Hello Everyone! Today We are asked to find $\displaystyle \int_{1}^{2} e^\frac{1}{x}dx$. We are given two option. First is by evaluating the definite integral itself or we can do numerical approximation using both Trapezoidal and Mid point Rules with sub interval n valued at 10. Since I've figured out that integrating such integral would be a , I just gone on and used the Numerical Approximation way. Everything is well until I am asked to find the error for both $\displaystyle T_{10}$ and $\displaystyle M_{10}$. I know the formula and the value of for the second derivative of the function $\displaystyle e^\frac{1}{x}$ to use it as a rule to find constant $\displaystyle K$ from the formula $\displaystyle |E_T|\leq\frac{K(b-a)^3}{12n^2}$ and $\displaystyle |E_M|\leq\frac{K(b-a)^3}{24n^2}$. Now I am stuck at how to find K when $\displaystyle K\geq|\frac{e^\frac{1}{x}(2x+1)}{x^4}|$ at interval $\displaystyle [1,2]$. Anyone got any idea to find $\displaystyle K$? Thanks y'all in advance!

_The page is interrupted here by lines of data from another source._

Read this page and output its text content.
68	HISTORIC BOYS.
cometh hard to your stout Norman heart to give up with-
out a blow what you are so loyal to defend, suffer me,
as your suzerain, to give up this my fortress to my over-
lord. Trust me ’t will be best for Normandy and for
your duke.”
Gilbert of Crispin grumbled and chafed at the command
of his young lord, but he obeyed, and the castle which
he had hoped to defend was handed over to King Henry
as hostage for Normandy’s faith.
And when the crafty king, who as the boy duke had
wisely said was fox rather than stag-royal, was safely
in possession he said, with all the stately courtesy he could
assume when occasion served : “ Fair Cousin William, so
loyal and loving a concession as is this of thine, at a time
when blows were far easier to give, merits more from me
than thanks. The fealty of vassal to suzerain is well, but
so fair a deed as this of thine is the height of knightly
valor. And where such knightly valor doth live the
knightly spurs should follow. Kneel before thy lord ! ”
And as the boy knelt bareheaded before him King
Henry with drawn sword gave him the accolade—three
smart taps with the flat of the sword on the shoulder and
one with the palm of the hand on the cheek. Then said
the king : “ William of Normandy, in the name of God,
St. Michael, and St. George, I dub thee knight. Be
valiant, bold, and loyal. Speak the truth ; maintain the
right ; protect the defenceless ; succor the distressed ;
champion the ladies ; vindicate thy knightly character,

Edit: I have an idea on how to solve this one. As we can see, x is bounded in [1,2], and that 1/x would only max out at x=1 since anything more than 1 would make x less so we can conclude that $\displaystyle \frac{1}{x}\leq 1$. Since K is the max value of the second derivative, then max value is acquired when 1/x is evaluated at x=1. So that $\displaystyle K\geq|(e^\frac{1}{x}(\frac{2}{\frac{1}{x}}+1)) (\frac{1}{x})^4|$ so if we substitute 1 to all 1/x, we get: $\displaystyle K=3e$. Is that the right way to do it?Hehe it is late in the morning and I am still pumped to do this problem!